HIVE Digital Technologies Ltd. has announced plans to construct a major industrial-scale AI gigafactory in the Greater Toronto Area with an impressive 320 megawatts of utility capacity, aimed at bolstering Canada’s AI infrastructure. This initiative aligns with the growing emphasis on ‘sovereign AI’ strategies, which seek to retain critical compute capacity and data governance within Canada instead of relying on foreign data centers. The facility is expected to host over 100,000 GPUs at full capacity, contributing to the development of a domestically controlled AI ecosystem that leverages Canadian expertise and resources, particularly within the key Toronto-Waterloo innovation corridor recognized for its AI research capabilities.
Aydin Kilic: Aydin Kilic is the President and CEO of HIVE Digital Technologies, overseeing the company’s global portfolio of data centers and its shift toward large-scale AI and high-performance computing services. In the context of this news, he highlights HIVE’s land-banking strategy and growing power pipeline, presenting the 320 MW BUZZ facility and broader Canadian expansion as key to supporting a future fleet of GPUs and positioning HIVE and BUZZ among the leading AI-native cloud providers.
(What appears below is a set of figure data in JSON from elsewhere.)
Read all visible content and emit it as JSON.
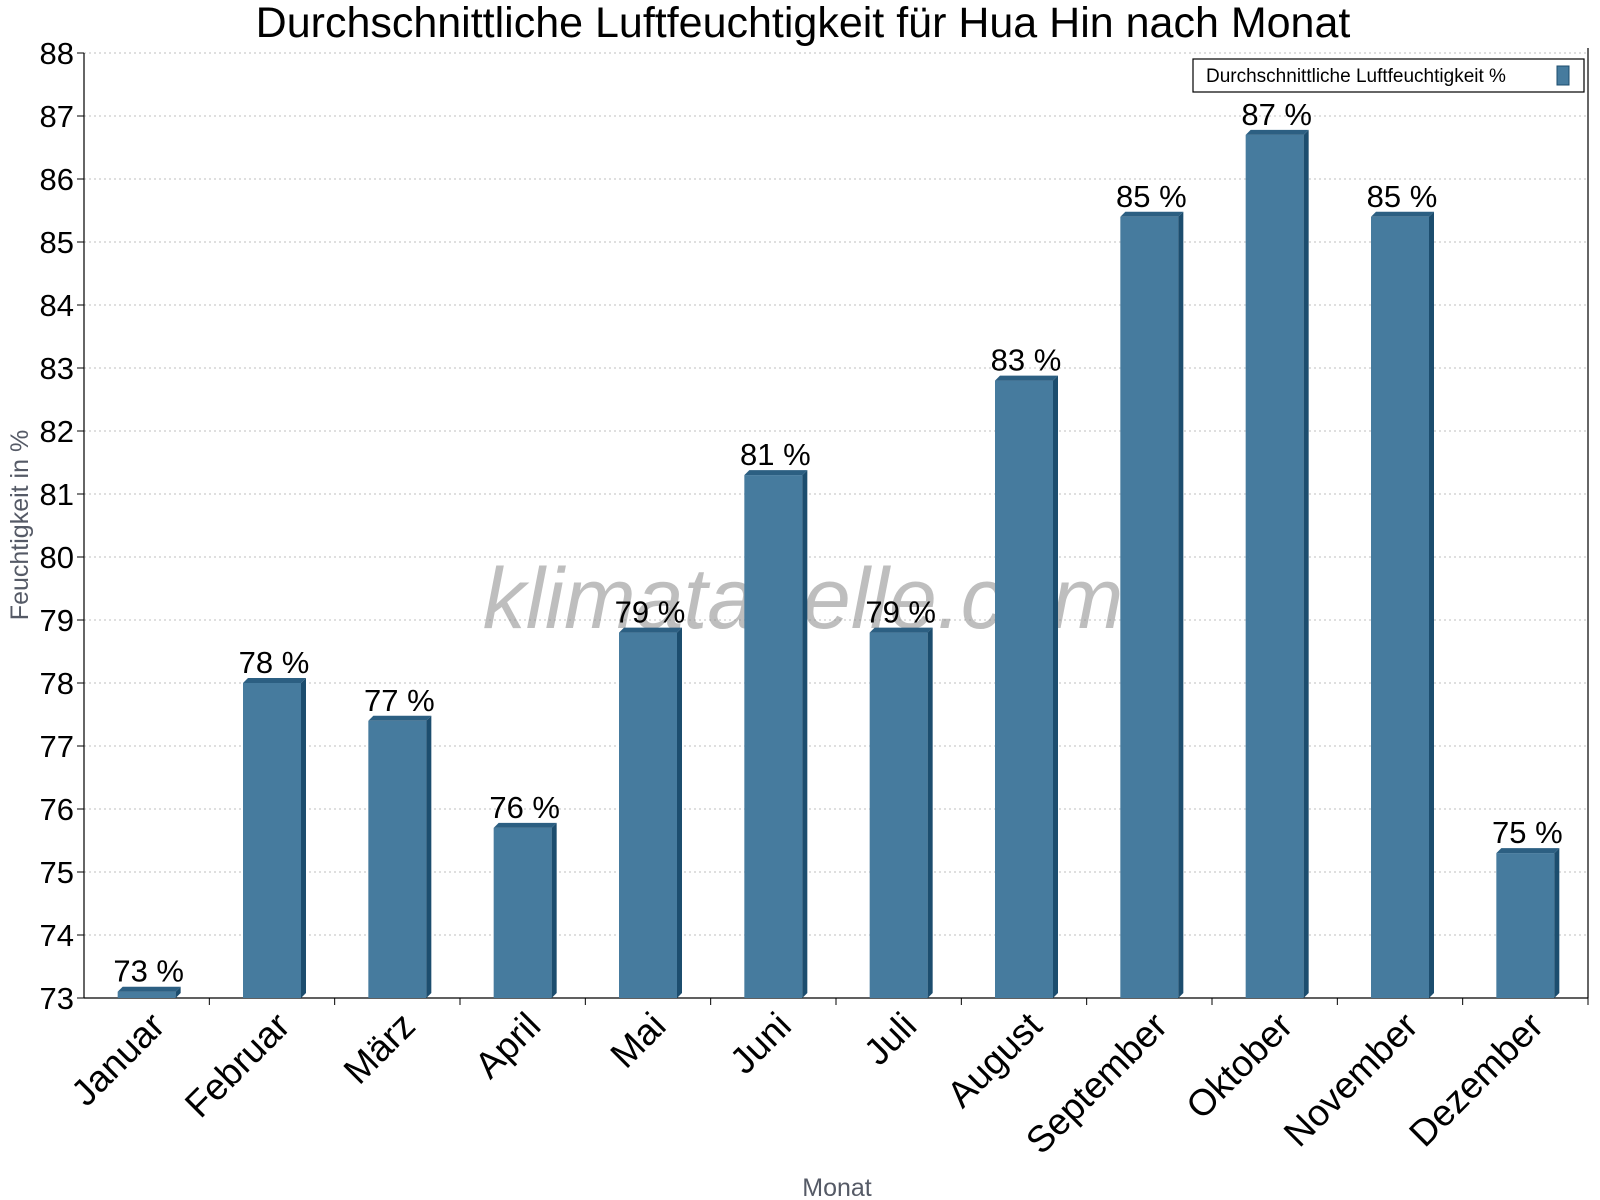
{
  "chart_data": {
    "type": "bar",
    "title": "Durchschnittliche Luftfeuchtigkeit für Hua Hin nach Monat",
    "xlabel": "Monat",
    "ylabel": "Feuchtigkeit in %",
    "ylim": [
      73,
      88
    ],
    "yticks": [
      "73",
      "74",
      "75",
      "76",
      "77",
      "78",
      "79",
      "80",
      "81",
      "82",
      "83",
      "84",
      "85",
      "86",
      "87",
      "88"
    ],
    "categories": [
      "Januar",
      "Februar",
      "März",
      "April",
      "Mai",
      "Juni",
      "Juli",
      "August",
      "September",
      "Oktober",
      "November",
      "Dezember"
    ],
    "series": [
      {
        "name": "Durchschnittliche Luftfeuchtigkeit %",
        "values": [
          73.1,
          78.0,
          77.4,
          75.7,
          78.8,
          81.3,
          78.8,
          82.8,
          85.4,
          86.7,
          85.4,
          75.3
        ],
        "labels": [
          "73 %",
          "78 %",
          "77 %",
          "76 %",
          "79 %",
          "81 %",
          "79 %",
          "83 %",
          "85 %",
          "87 %",
          "85 %",
          "75 %"
        ]
      }
    ],
    "grid": true,
    "legend_position": "top-right",
    "colors": {
      "bar_front": "#467b9e",
      "bar_side": "#1c4d6e",
      "bar_top": "#2c5f82"
    }
  },
  "watermark": "klimatabelle.com"
}
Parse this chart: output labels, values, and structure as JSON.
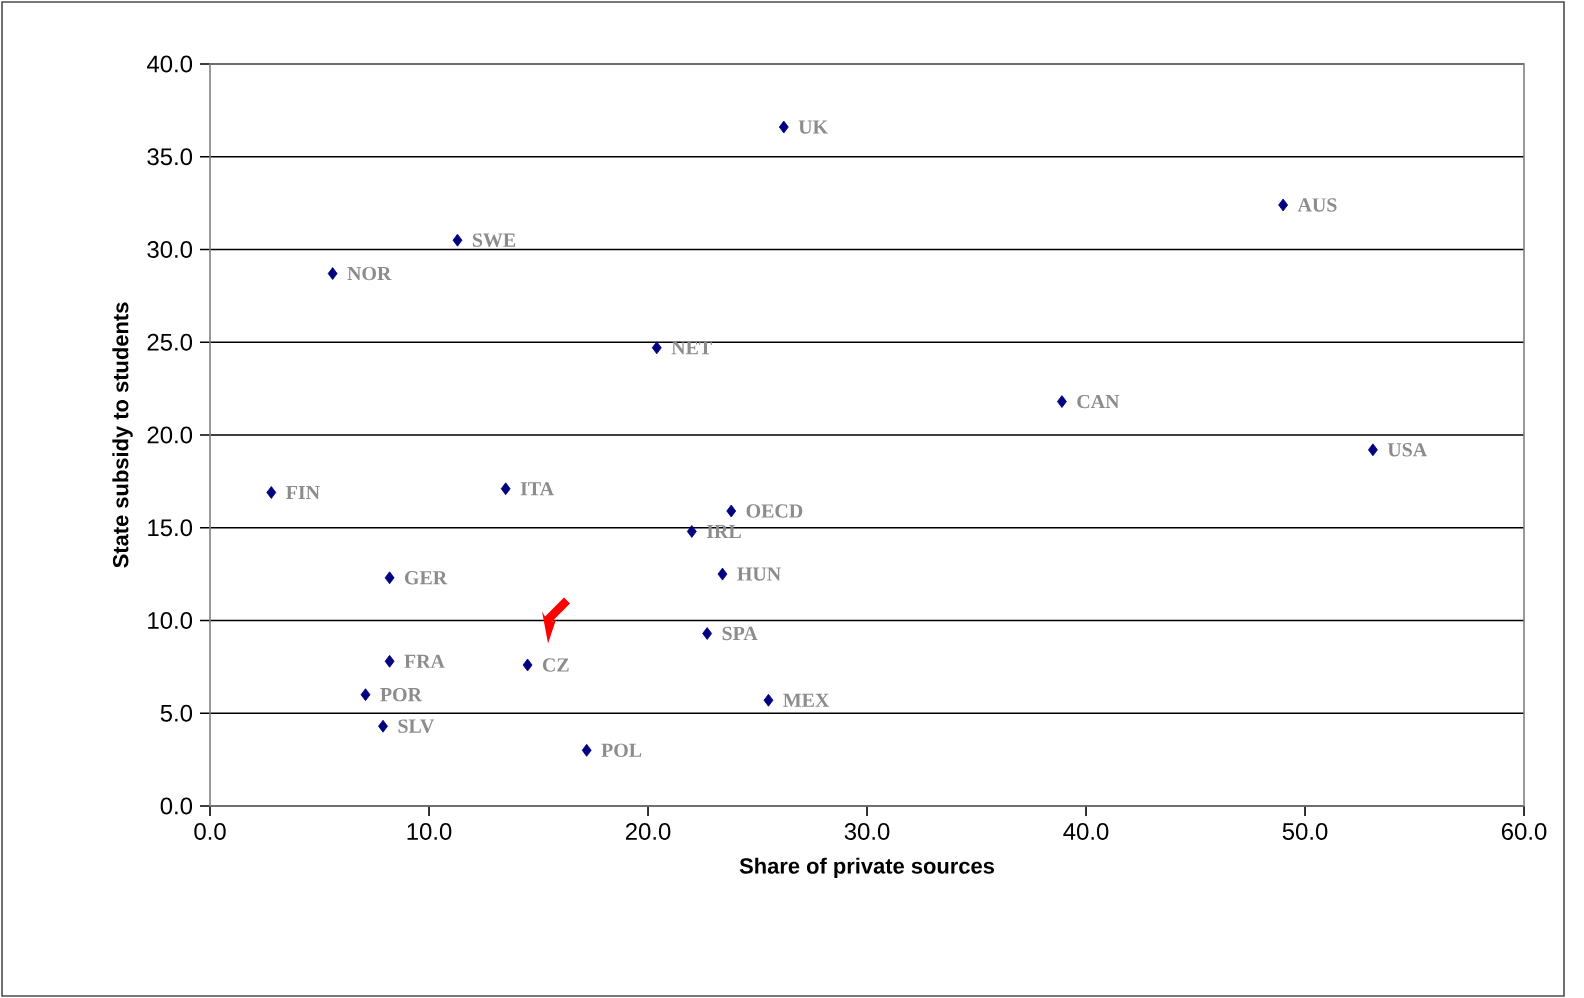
{
  "chart_data": {
    "type": "scatter",
    "xlabel": "Share of private sources",
    "ylabel": "State subsidy to students",
    "x": [
      26.2,
      49.0,
      11.3,
      5.6,
      20.4,
      38.9,
      53.1,
      2.8,
      13.5,
      23.8,
      22.0,
      23.4,
      8.2,
      22.7,
      8.2,
      14.5,
      7.1,
      25.5,
      7.9,
      17.2
    ],
    "values": [
      36.6,
      32.4,
      30.5,
      28.7,
      24.7,
      21.8,
      19.2,
      16.9,
      17.1,
      15.9,
      14.8,
      12.5,
      12.3,
      9.3,
      7.8,
      7.6,
      6.0,
      5.7,
      4.3,
      3.0
    ],
    "color": "#000080",
    "marker": "diamond",
    "grid": "y",
    "xlim": [
      0,
      60
    ],
    "ylim": [
      0,
      40
    ],
    "xticks": [
      {
        "value": 0,
        "label": "0.0"
      },
      {
        "value": 10,
        "label": "10.0"
      },
      {
        "value": 20,
        "label": "20.0"
      },
      {
        "value": 30,
        "label": "30.0"
      },
      {
        "value": 40,
        "label": "40.0"
      },
      {
        "value": 50,
        "label": "50.0"
      },
      {
        "value": 60,
        "label": "60.0"
      }
    ],
    "yticks": [
      {
        "value": 0,
        "label": "0.0"
      },
      {
        "value": 5,
        "label": "5.0"
      },
      {
        "value": 10,
        "label": "10.0"
      },
      {
        "value": 15,
        "label": "15.0"
      },
      {
        "value": 20,
        "label": "20.0"
      },
      {
        "value": 25,
        "label": "25.0"
      },
      {
        "value": 30,
        "label": "30.0"
      },
      {
        "value": 35,
        "label": "35.0"
      },
      {
        "value": 40,
        "label": "40.0"
      }
    ],
    "annotations": [
      {
        "text": "UK",
        "x": 26.2,
        "y": 36.6
      },
      {
        "text": "AUS",
        "x": 49.0,
        "y": 32.4
      },
      {
        "text": "SWE",
        "x": 11.3,
        "y": 30.5
      },
      {
        "text": "NOR",
        "x": 5.6,
        "y": 28.7
      },
      {
        "text": "NET",
        "x": 20.4,
        "y": 24.7
      },
      {
        "text": "CAN",
        "x": 38.9,
        "y": 21.8
      },
      {
        "text": "USA",
        "x": 53.1,
        "y": 19.2
      },
      {
        "text": "FIN",
        "x": 2.8,
        "y": 16.9
      },
      {
        "text": "ITA",
        "x": 13.5,
        "y": 17.1
      },
      {
        "text": "OECD",
        "x": 23.8,
        "y": 15.9
      },
      {
        "text": "IRL",
        "x": 22.0,
        "y": 14.8
      },
      {
        "text": "HUN",
        "x": 23.4,
        "y": 12.5
      },
      {
        "text": "GER",
        "x": 8.2,
        "y": 12.3
      },
      {
        "text": "SPA",
        "x": 22.7,
        "y": 9.3
      },
      {
        "text": "FRA",
        "x": 8.2,
        "y": 7.8
      },
      {
        "text": "CZ",
        "x": 14.5,
        "y": 7.6
      },
      {
        "text": "POR",
        "x": 7.1,
        "y": 6.0
      },
      {
        "text": "MEX",
        "x": 25.5,
        "y": 5.7
      },
      {
        "text": "SLV",
        "x": 7.9,
        "y": 4.3
      },
      {
        "text": "POL",
        "x": 17.2,
        "y": 3.0
      }
    ]
  }
}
Frank Holmes: Frank Holmes is the Executive Chairman of HIVE Digital Technologies and BUZZ High Performance Computing, known for championing digital asset infrastructure and AI-focused data center investments. In this release, he frames the new Greater Toronto Area AI gigafactory as a strategic step toward Canadian ‘sovereign AI’ capacity, arguing that locally controlled compute infrastructure will underpin Canada’s competitiveness and leadership in the intelligence economy.
Craig Tavares: Craig Tavares is the President and COO of BUZZ High Performance Computing, responsible for designing and operating its sovereign AI infrastructure and multi-region GPU cloud services. Here, he emphasizes the national importance of the Greater Toronto Area gigafactory, describing it as the engine of Canada’s AI economy and the core of a vertically integrated, Canadian-governed supercomputing platform that links sites across several provinces.
HIVE Digital Technologies Ltd.: HIVE Digital Technologies Ltd. is a publicly traded Canadian company that develops and operates data centers focused on Bitcoin mining and high-performance computing, with an emphasis on using renewable energy and efficient infrastructure. In this news, HIVE is expanding its role in the AI infrastructure market by backing a massive new AI gigafactory in the Greater Toronto Area through its BUZZ High Performance Computing subsidiary, positioning itself as a provider of large-scale, AI-native cloud capacity in Canada and abroad.
BUZZ High Performance Computing Inc.: BUZZ High Performance Computing Inc. is a wholly owned subsidiary of HIVE Digital Technologies that operates sovereign AI cloud infrastructure and large GPU clusters across multiple continents, specializing in managed services for AI, machine learning, and scientific workloads. In this announcement, BUZZ is leading the development of a 320 MW AI gigafactory in the Toronto–Waterloo corridor, aiming to create one of Canada’s largest domestically controlled AI compute hubs and anchor a national AI platform powered by renewable energy.
Sovereign_AI_Trend: Over the past month, industry commentary and policy discussions in Canada and other advanced economies have increasingly focused on ‘sovereign AI’ strategies that keep critical compute capacity, data, and governance under domestic control rather than relying solely on foreign hyperscale clouds.
Green_Compute_Focus: Sustainability has become a prominent theme in new AI data center announcements, with Canadian projects in particular emphasizing the use of renewable power and advanced efficiency designs to address growing concerns about the environmental footprint of large GPU clusters.
Canadian_AI_Ecosystem: Recent coverage of Canada’s AI sector has highlighted the Toronto–Waterloo corridor and institutions such as the Vector Institute and University of Toronto as central to the country’s efforts to translate its foundational AI research leadership into domestically hosted, industry-scale AI infrastructure and applications.